The choice of treatment for stomach cancer depends on the stage of the disease. Specifically that relates to the size of the tumour in the stomach and how deeply it is spread through the wall of the stomach, whether it is spread to involve lymph nodes and whether it has spread to other parts of the body. The main stay of any curative treatment for a patient with stomach cancer involves complete removal of the tumour and the associated lymph nodes. This is performed if the staging studies indicate that surgery is likely to help and the tumour has not spread beyond the stomach and the lymph nodes. The operation to remove the tumour involves removing either some (approximately three quarters) of the stomach called a subtotal gastectomy or all of the stomach known as a total gastrectomy. In a total gastrectomy this involves removal of the entire stomach and the small intestine is joined directly to the oesophagus. During the surgery the surgeon will also remove lymph nodes to examine them for cancer cells. At times it may also be necessary to remove the spleen and also part of the pancreas. See what is in consent forms from PA

Additional Therapy

While surgery is the main stay of curative treatment the results still need to be better for many patients with stomach cancer. As a result a number of treatment options have been explored in attempts to improve outcomes for patients with stomach cancer.
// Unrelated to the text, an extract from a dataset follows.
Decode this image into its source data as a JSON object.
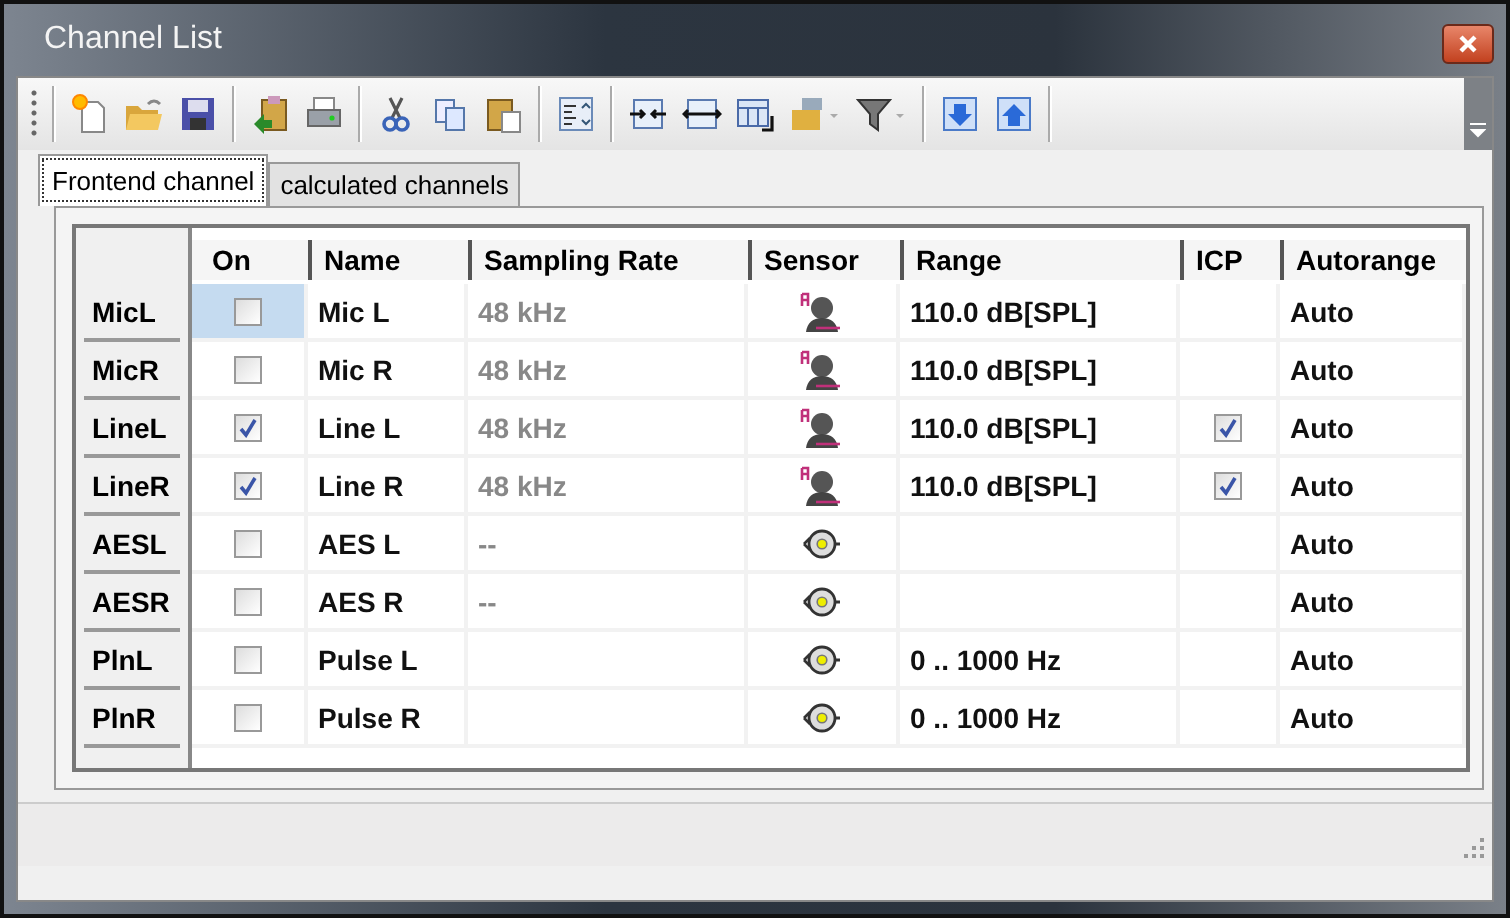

The best evidence supports two different approaches at this time. The first approach involves chemotherapy over approximately an eight week period of time with a subsequent four week rest period before undergoing surgery. Then once the surgery has taken place, approximately six weeks later a further three cycles of chemotherapy over eight weeks in total once again are administered. This has been shown to improve survival in a large trial conducted in the United Kingdom. The alternative approach is to undergo surgery initially and receive chemotherapy and radiation therapy in the post operative period. These options will be discussed in more detail and treatment tailored to the individual patient based on their stage and general level of fitness. In addition a newer treatment is beginning in the form of a clinical trial in Australia through the AGITG (Australian Gastrointestinal Trials Group). For patients who have stage IV disease (that is stomach cancer that has spread beyond the stomach and lymph nodes to involve other organs) treatment is not curative and usually take the form of chemotherapy for patients who are fit and may involve radiation for control of specific symptoms.